Dienstag, 25. Februar 2020

Förderantrag eingereicht Tesla kann auf 100 Millionen Euro Förderung für Fabrik in Grünheide hoffen

Elektroauto-Fabrik in Brandenburg: So sieht es auf Teslas größter Europa-Baustelle aus
manager magazin

Der US-Elektroautobauer Tesla hat für den Bau seiner Fabrik in Grünheide bei Berlin einen Förderantrag eingereicht, erklärte Tillmann Stenger, Chef der Investitionsbank Brandenburg (ILB)."Die Unterlagen werden nun sukzessive vervollständigt", sagte er am Montag in Potsdam. Für eine Bewilligung sei ein Investitionsplan erforderlich.
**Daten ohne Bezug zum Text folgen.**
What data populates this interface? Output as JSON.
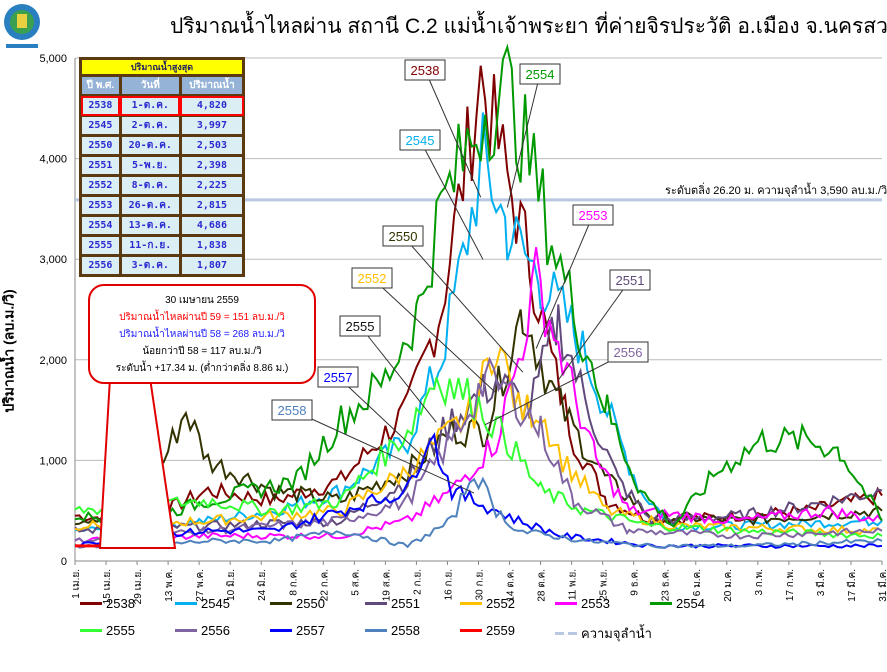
{
  "title": "ปริมาณน้ำไหลผ่าน สถานี C.2 แม่น้ำเจ้าพระยา ที่ค่ายจิรประวัติ อ.เมือง จ.นครสวรรค์",
  "peak_table": {
    "title": "ปริมาณน้ำสูงสุด",
    "headers": [
      "ปี พ.ศ.",
      "วันที่",
      "ปริมาณน้ำ"
    ],
    "rows": [
      [
        "2538",
        "1-ต.ค.",
        "4,820"
      ],
      [
        "2545",
        "2-ต.ค.",
        "3,997"
      ],
      [
        "2550",
        "20-ต.ค.",
        "2,503"
      ],
      [
        "2551",
        "5-พ.ย.",
        "2,398"
      ],
      [
        "2552",
        "8-ต.ค.",
        "2,225"
      ],
      [
        "2553",
        "26-ต.ค.",
        "2,815"
      ],
      [
        "2554",
        "13-ต.ค.",
        "4,686"
      ],
      [
        "2555",
        "11-ก.ย.",
        "1,838"
      ],
      [
        "2556",
        "3-ต.ค.",
        "1,807"
      ]
    ]
  },
  "callout": {
    "date": "30 เมษายน 2559",
    "line_59": "ปริมาณน้ำไหลผ่านปี 59   =  151  ลบ.ม./วิ",
    "line_58": "ปริมาณน้ำไหลผ่านปี 58   =  268  ลบ.ม./วิ",
    "diff": "น้อยกว่าปี 58 =  117  ลบ.ม./วิ",
    "level": "ระดับน้ำ +17.34 ม.  (ต่ำกว่าตลิ่ง 8.86 ม.)"
  },
  "reference_label": "ระดับตลิ่ง 26.20 ม. ความจุลำน้ำ 3,590 ลบ.ม./วิ",
  "chart_data": {
    "type": "line",
    "title": "ปริมาณน้ำไหลผ่าน สถานี C.2 แม่น้ำเจ้าพระยา ที่ค่ายจิรประวัติ อ.เมือง จ.นครสวรรค์",
    "ylabel": "ปริมาณน้ำ (ลบ.ม./วิ)",
    "xlabel": "",
    "ylim": [
      0,
      5000
    ],
    "xlim_days": [
      0,
      364
    ],
    "yticks": [
      "0",
      "1,000",
      "2,000",
      "3,000",
      "4,000",
      "5,000"
    ],
    "xticks": [
      "1 เม.ย.",
      "15 เม.ย.",
      "29 เม.ย.",
      "13 พ.ค.",
      "27 พ.ค.",
      "10 มิ.ย.",
      "24 มิ.ย.",
      "8 ก.ค.",
      "22 ก.ค.",
      "5 ส.ค.",
      "19 ส.ค.",
      "2 ก.ย.",
      "16 ก.ย.",
      "30 ก.ย.",
      "14 ต.ค.",
      "28 ต.ค.",
      "11 พ.ย.",
      "25 พ.ย.",
      "9 ธ.ค.",
      "23 ธ.ค.",
      "6 ม.ค.",
      "20 ม.ค.",
      "3 ก.พ.",
      "17 ก.พ.",
      "3 มี.ค.",
      "17 มี.ค.",
      "31 มี.ค."
    ],
    "grid": true,
    "legend_position": "bottom",
    "reference": {
      "name": "ความจุลำน้ำ",
      "value": 3590,
      "color": "#b8c8e0"
    },
    "series": [
      {
        "name": "2538",
        "color": "#7f0000",
        "points": [
          [
            0,
            450
          ],
          [
            30,
            400
          ],
          [
            60,
            700
          ],
          [
            90,
            600
          ],
          [
            120,
            800
          ],
          [
            150,
            1500
          ],
          [
            165,
            2500
          ],
          [
            175,
            3800
          ],
          [
            183,
            4820
          ],
          [
            195,
            3800
          ],
          [
            205,
            3000
          ],
          [
            215,
            2000
          ],
          [
            225,
            1200
          ],
          [
            240,
            600
          ],
          [
            260,
            400
          ],
          [
            300,
            450
          ],
          [
            330,
            500
          ],
          [
            364,
            650
          ]
        ]
      },
      {
        "name": "2545",
        "color": "#00b0f0",
        "points": [
          [
            0,
            300
          ],
          [
            30,
            350
          ],
          [
            60,
            400
          ],
          [
            90,
            500
          ],
          [
            120,
            700
          ],
          [
            150,
            1200
          ],
          [
            165,
            2000
          ],
          [
            175,
            3000
          ],
          [
            184,
            3997
          ],
          [
            195,
            3300
          ],
          [
            210,
            2800
          ],
          [
            225,
            2300
          ],
          [
            240,
            1500
          ],
          [
            255,
            700
          ],
          [
            270,
            350
          ],
          [
            300,
            350
          ],
          [
            364,
            400
          ]
        ]
      },
      {
        "name": "2550",
        "color": "#333300",
        "points": [
          [
            0,
            400
          ],
          [
            30,
            500
          ],
          [
            50,
            1500
          ],
          [
            60,
            1000
          ],
          [
            90,
            700
          ],
          [
            120,
            600
          ],
          [
            150,
            900
          ],
          [
            170,
            1300
          ],
          [
            185,
            1300
          ],
          [
            202,
            2503
          ],
          [
            215,
            1700
          ],
          [
            225,
            1300
          ],
          [
            240,
            800
          ],
          [
            260,
            450
          ],
          [
            300,
            400
          ],
          [
            364,
            500
          ]
        ]
      },
      {
        "name": "2551",
        "color": "#604a7b",
        "points": [
          [
            0,
            300
          ],
          [
            60,
            350
          ],
          [
            120,
            400
          ],
          [
            150,
            800
          ],
          [
            170,
            1400
          ],
          [
            190,
            1800
          ],
          [
            205,
            1500
          ],
          [
            218,
            2398
          ],
          [
            230,
            1600
          ],
          [
            245,
            800
          ],
          [
            260,
            400
          ],
          [
            300,
            450
          ],
          [
            330,
            550
          ],
          [
            364,
            700
          ]
        ]
      },
      {
        "name": "2552",
        "color": "#ffc000",
        "points": [
          [
            0,
            350
          ],
          [
            60,
            400
          ],
          [
            120,
            500
          ],
          [
            150,
            900
          ],
          [
            170,
            1300
          ],
          [
            180,
            1500
          ],
          [
            190,
            2225
          ],
          [
            200,
            1500
          ],
          [
            210,
            1500
          ],
          [
            220,
            1000
          ],
          [
            240,
            500
          ],
          [
            270,
            350
          ],
          [
            364,
            300
          ]
        ]
      },
      {
        "name": "2553",
        "color": "#ff00ff",
        "points": [
          [
            0,
            200
          ],
          [
            60,
            250
          ],
          [
            120,
            250
          ],
          [
            150,
            400
          ],
          [
            170,
            700
          ],
          [
            190,
            1200
          ],
          [
            200,
            2000
          ],
          [
            208,
            2815
          ],
          [
            220,
            2000
          ],
          [
            235,
            1000
          ],
          [
            250,
            500
          ],
          [
            300,
            400
          ],
          [
            340,
            500
          ],
          [
            364,
            400
          ]
        ]
      },
      {
        "name": "2554",
        "color": "#009900",
        "points": [
          [
            0,
            450
          ],
          [
            30,
            400
          ],
          [
            60,
            600
          ],
          [
            100,
            800
          ],
          [
            120,
            1400
          ],
          [
            140,
            1800
          ],
          [
            155,
            2500
          ],
          [
            165,
            3500
          ],
          [
            175,
            4000
          ],
          [
            185,
            4500
          ],
          [
            195,
            4686
          ],
          [
            205,
            4000
          ],
          [
            215,
            3200
          ],
          [
            225,
            2500
          ],
          [
            240,
            1500
          ],
          [
            255,
            700
          ],
          [
            270,
            350
          ],
          [
            290,
            900
          ],
          [
            310,
            1200
          ],
          [
            330,
            1200
          ],
          [
            345,
            1100
          ],
          [
            364,
            400
          ]
        ]
      },
      {
        "name": "2555",
        "color": "#33ff33",
        "points": [
          [
            0,
            500
          ],
          [
            30,
            550
          ],
          [
            60,
            600
          ],
          [
            90,
            500
          ],
          [
            120,
            600
          ],
          [
            150,
            1300
          ],
          [
            163,
            1838
          ],
          [
            180,
            1600
          ],
          [
            195,
            1200
          ],
          [
            210,
            700
          ],
          [
            230,
            500
          ],
          [
            260,
            350
          ],
          [
            300,
            300
          ],
          [
            364,
            250
          ]
        ]
      },
      {
        "name": "2556",
        "color": "#8064a2",
        "points": [
          [
            0,
            200
          ],
          [
            60,
            300
          ],
          [
            120,
            400
          ],
          [
            150,
            600
          ],
          [
            170,
            1200
          ],
          [
            185,
            1807
          ],
          [
            195,
            1700
          ],
          [
            210,
            1300
          ],
          [
            225,
            600
          ],
          [
            250,
            300
          ],
          [
            300,
            250
          ],
          [
            364,
            300
          ]
        ]
      },
      {
        "name": "2557",
        "color": "#0000ff",
        "points": [
          [
            0,
            150
          ],
          [
            30,
            250
          ],
          [
            60,
            300
          ],
          [
            90,
            300
          ],
          [
            120,
            500
          ],
          [
            150,
            700
          ],
          [
            160,
            1300
          ],
          [
            170,
            700
          ],
          [
            180,
            600
          ],
          [
            190,
            500
          ],
          [
            200,
            400
          ],
          [
            220,
            250
          ],
          [
            260,
            150
          ],
          [
            300,
            150
          ],
          [
            364,
            150
          ]
        ]
      },
      {
        "name": "2558",
        "color": "#4f81bd",
        "points": [
          [
            0,
            150
          ],
          [
            30,
            150
          ],
          [
            60,
            200
          ],
          [
            90,
            200
          ],
          [
            120,
            300
          ],
          [
            150,
            150
          ],
          [
            170,
            400
          ],
          [
            180,
            900
          ],
          [
            190,
            500
          ],
          [
            200,
            300
          ],
          [
            230,
            200
          ],
          [
            260,
            150
          ],
          [
            300,
            150
          ],
          [
            364,
            200
          ]
        ]
      },
      {
        "name": "2559",
        "color": "#ff0000",
        "points": [
          [
            0,
            150
          ],
          [
            29,
            151
          ]
        ]
      }
    ]
  }
}
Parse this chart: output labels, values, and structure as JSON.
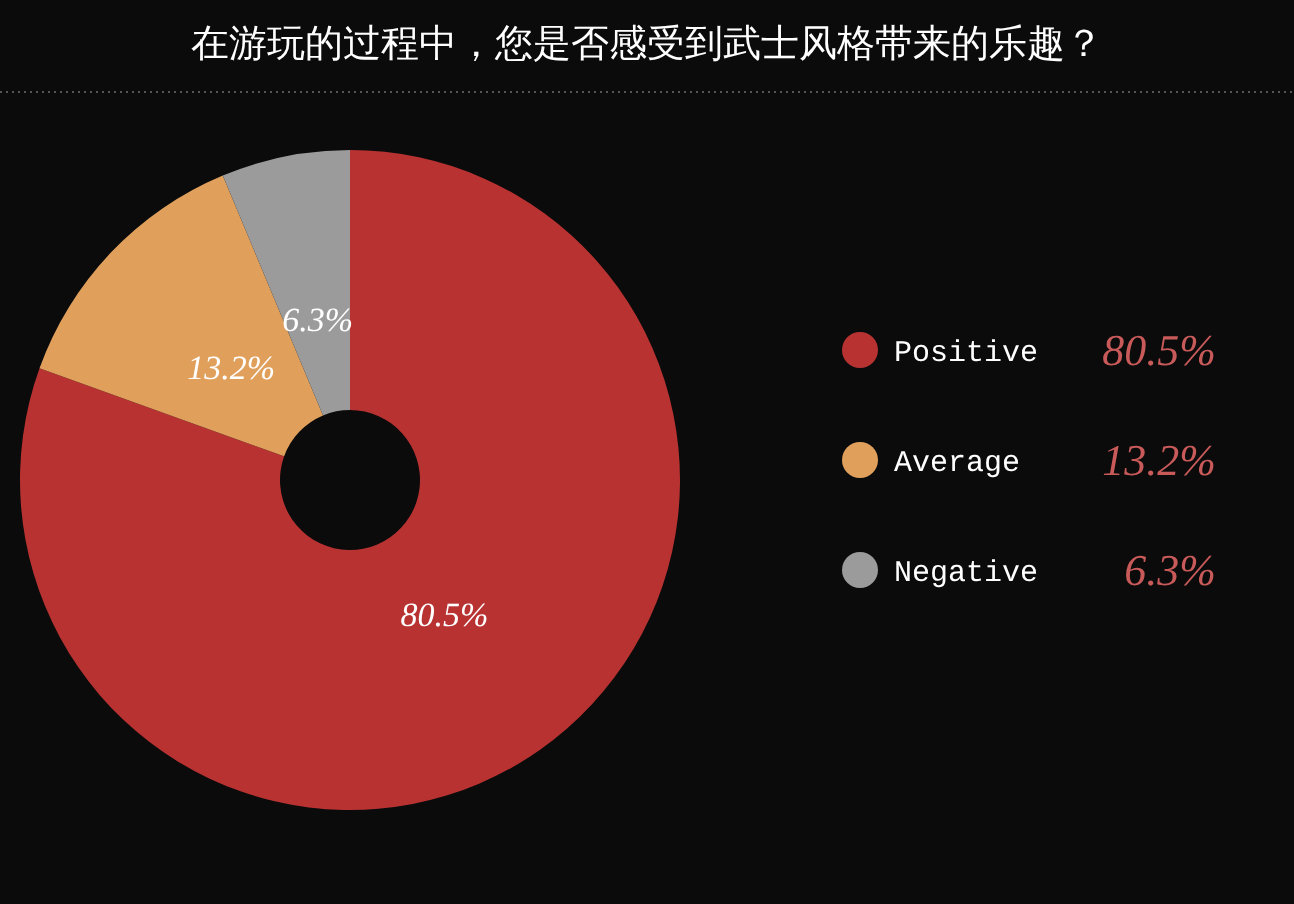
{
  "chart_data": {
    "type": "donut",
    "title": "在游玩的过程中，您是否感受到武士风格带来的乐趣？",
    "categories": [
      "Positive",
      "Average",
      "Negative"
    ],
    "values": [
      80.5,
      13.2,
      6.3
    ],
    "colors": [
      "#b83232",
      "#e0a05c",
      "#9b9b9b"
    ],
    "value_labels": [
      "80.5%",
      "13.2%",
      "6.3%"
    ],
    "legend": "right"
  }
}
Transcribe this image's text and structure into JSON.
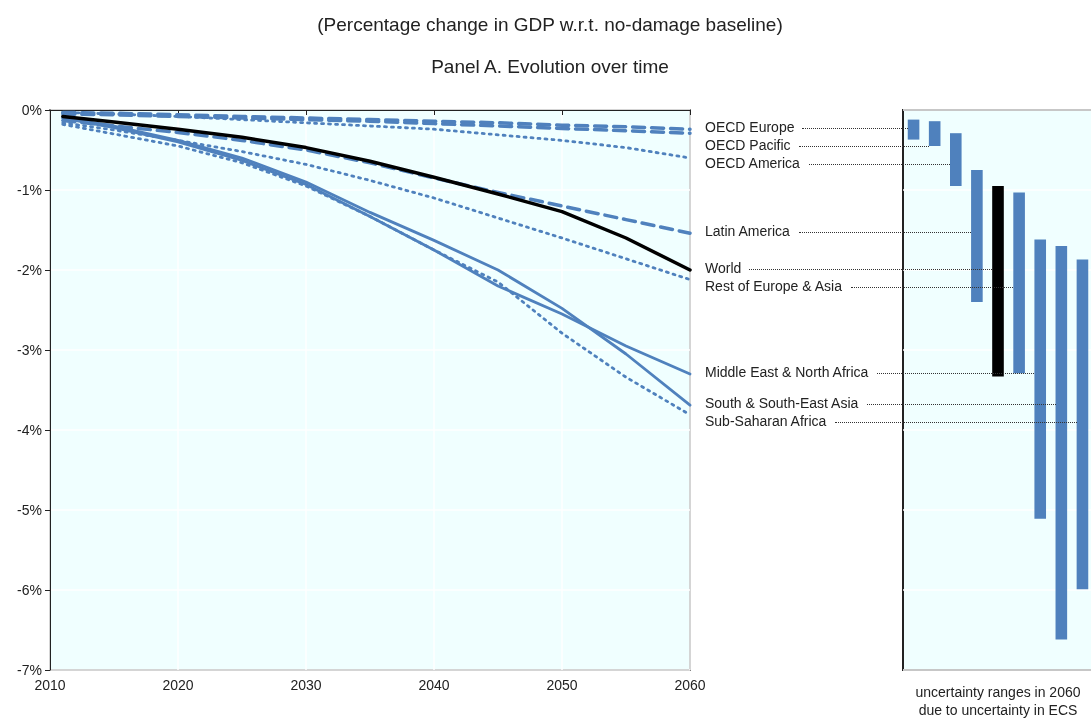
{
  "chart_data": [
    {
      "type": "line",
      "title": "(Percentage change in GDP w.r.t. no-damage baseline)",
      "subtitle": "Panel A. Evolution over time",
      "x": [
        2011,
        2015,
        2020,
        2025,
        2030,
        2035,
        2040,
        2045,
        2050,
        2055,
        2060
      ],
      "xlim": [
        2010,
        2060
      ],
      "xticks": [
        2010,
        2020,
        2030,
        2040,
        2050,
        2060
      ],
      "ylim": [
        -7,
        0
      ],
      "yticks": [
        {
          "value": -7,
          "label": "-7%"
        },
        {
          "value": -6,
          "label": "-6%"
        },
        {
          "value": -5,
          "label": "-5%"
        },
        {
          "value": -4,
          "label": "-4%"
        },
        {
          "value": -3,
          "label": "-3%"
        },
        {
          "value": -2,
          "label": "-2%"
        },
        {
          "value": -1,
          "label": "-1%"
        },
        {
          "value": 0,
          "label": "0%"
        }
      ],
      "grid": true,
      "legend": false,
      "marker": "none",
      "series": [
        {
          "name": "OECD Europe",
          "color": "#4f81bd",
          "line_style": "dashed",
          "values": [
            -0.03,
            -0.04,
            -0.06,
            -0.08,
            -0.1,
            -0.12,
            -0.14,
            -0.16,
            -0.19,
            -0.21,
            -0.24
          ]
        },
        {
          "name": "OECD Pacific",
          "color": "#4f81bd",
          "line_style": "dashed",
          "values": [
            -0.05,
            -0.06,
            -0.08,
            -0.1,
            -0.12,
            -0.14,
            -0.17,
            -0.2,
            -0.23,
            -0.26,
            -0.29
          ]
        },
        {
          "name": "OECD America",
          "color": "#4f81bd",
          "line_style": "dotted",
          "values": [
            -0.03,
            -0.05,
            -0.08,
            -0.12,
            -0.16,
            -0.2,
            -0.24,
            -0.31,
            -0.38,
            -0.47,
            -0.6
          ]
        },
        {
          "name": "Latin America",
          "color": "#4f81bd",
          "line_style": "dashed",
          "values": [
            -0.13,
            -0.2,
            -0.28,
            -0.38,
            -0.5,
            -0.66,
            -0.85,
            -1.03,
            -1.2,
            -1.37,
            -1.54
          ]
        },
        {
          "name": "World",
          "color": "#000000",
          "line_style": "solid",
          "values": [
            -0.08,
            -0.15,
            -0.24,
            -0.34,
            -0.47,
            -0.64,
            -0.84,
            -1.05,
            -1.27,
            -1.6,
            -2.0
          ]
        },
        {
          "name": "Rest of Europe & Asia",
          "color": "#4f81bd",
          "line_style": "dotted",
          "values": [
            -0.16,
            -0.25,
            -0.38,
            -0.52,
            -0.68,
            -0.88,
            -1.1,
            -1.35,
            -1.6,
            -1.86,
            -2.12
          ]
        },
        {
          "name": "Middle East & North Africa",
          "color": "#4f81bd",
          "line_style": "solid",
          "values": [
            -0.1,
            -0.22,
            -0.4,
            -0.63,
            -0.93,
            -1.33,
            -1.75,
            -2.2,
            -2.55,
            -2.95,
            -3.3
          ]
        },
        {
          "name": "South & South-East Asia",
          "color": "#4f81bd",
          "line_style": "solid",
          "values": [
            -0.1,
            -0.2,
            -0.38,
            -0.6,
            -0.9,
            -1.28,
            -1.63,
            -2.0,
            -2.48,
            -3.05,
            -3.69
          ]
        },
        {
          "name": "Sub-Saharan Africa",
          "color": "#4f81bd",
          "line_style": "dotted",
          "values": [
            -0.18,
            -0.3,
            -0.45,
            -0.66,
            -0.95,
            -1.33,
            -1.75,
            -2.15,
            -2.79,
            -3.34,
            -3.81
          ]
        }
      ]
    },
    {
      "type": "bar",
      "xlabel": "uncertainty ranges in 2060\ndue to uncertainty in ECS",
      "categories": [
        null,
        null,
        null,
        null,
        null,
        null,
        null,
        null,
        null
      ],
      "base": [
        -0.12,
        -0.14,
        -0.29,
        -0.75,
        -0.95,
        -1.03,
        -1.62,
        -1.7,
        -1.87
      ],
      "values": [
        -0.25,
        -0.31,
        -0.66,
        -1.65,
        -2.38,
        -2.26,
        -3.49,
        -4.92,
        -4.12
      ],
      "colors": [
        "#4f81bd",
        "#4f81bd",
        "#4f81bd",
        "#4f81bd",
        "#000000",
        "#4f81bd",
        "#4f81bd",
        "#4f81bd",
        "#4f81bd"
      ],
      "ylim": [
        -7,
        0
      ],
      "yticks": [
        -7,
        -6,
        -5,
        -4,
        -3,
        -2,
        -1,
        0
      ],
      "tick_labels": false,
      "grid": "y"
    }
  ]
}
Noch könne die Höhe der Fördersumme nicht beurteilt werden. Er gehe aber davon aus, dass sie bei weit über 100 Millionen Euro liegen werde, sagte Stenger. Notwendig sei auch ein Notifizierungsverfahren bei der EU-Kommission in Brüssel. Das werde gerade vorbereitet.

Für Tesla stünden wie für jedes andere Unternehmen Fördermöglichkeiten bereit aus der Gemeinschaftsaufgabe zur Verbesserung der regionalen Wirtschaftsstruktur (GRW) und der ESF-Weiterbildungsförderung zur Fachkräftequalifizierung, sagte Regierungssprecher Florian Engels. Bei Großunternehmen könnten Investitionen bis zu 50 Millionen Euro mit bis zu 20 Prozent gefördert werden ab 51 Millionen bis 100 Millionen Euro mit bis zu 10 Prozent und ab 100 Millionen Euro mit 6,8 Prozent.

Tesla will in Grünheide ein Werk bauen, in dem ab Juli 2021 jährlich bis zu 500.000 Fahrzeuge der Typen Model 3 und Y sowie künftiger Modelle vom Band rollen sollen. Derzeit läuft das umweltrechtliche Genehmigungsverfahren.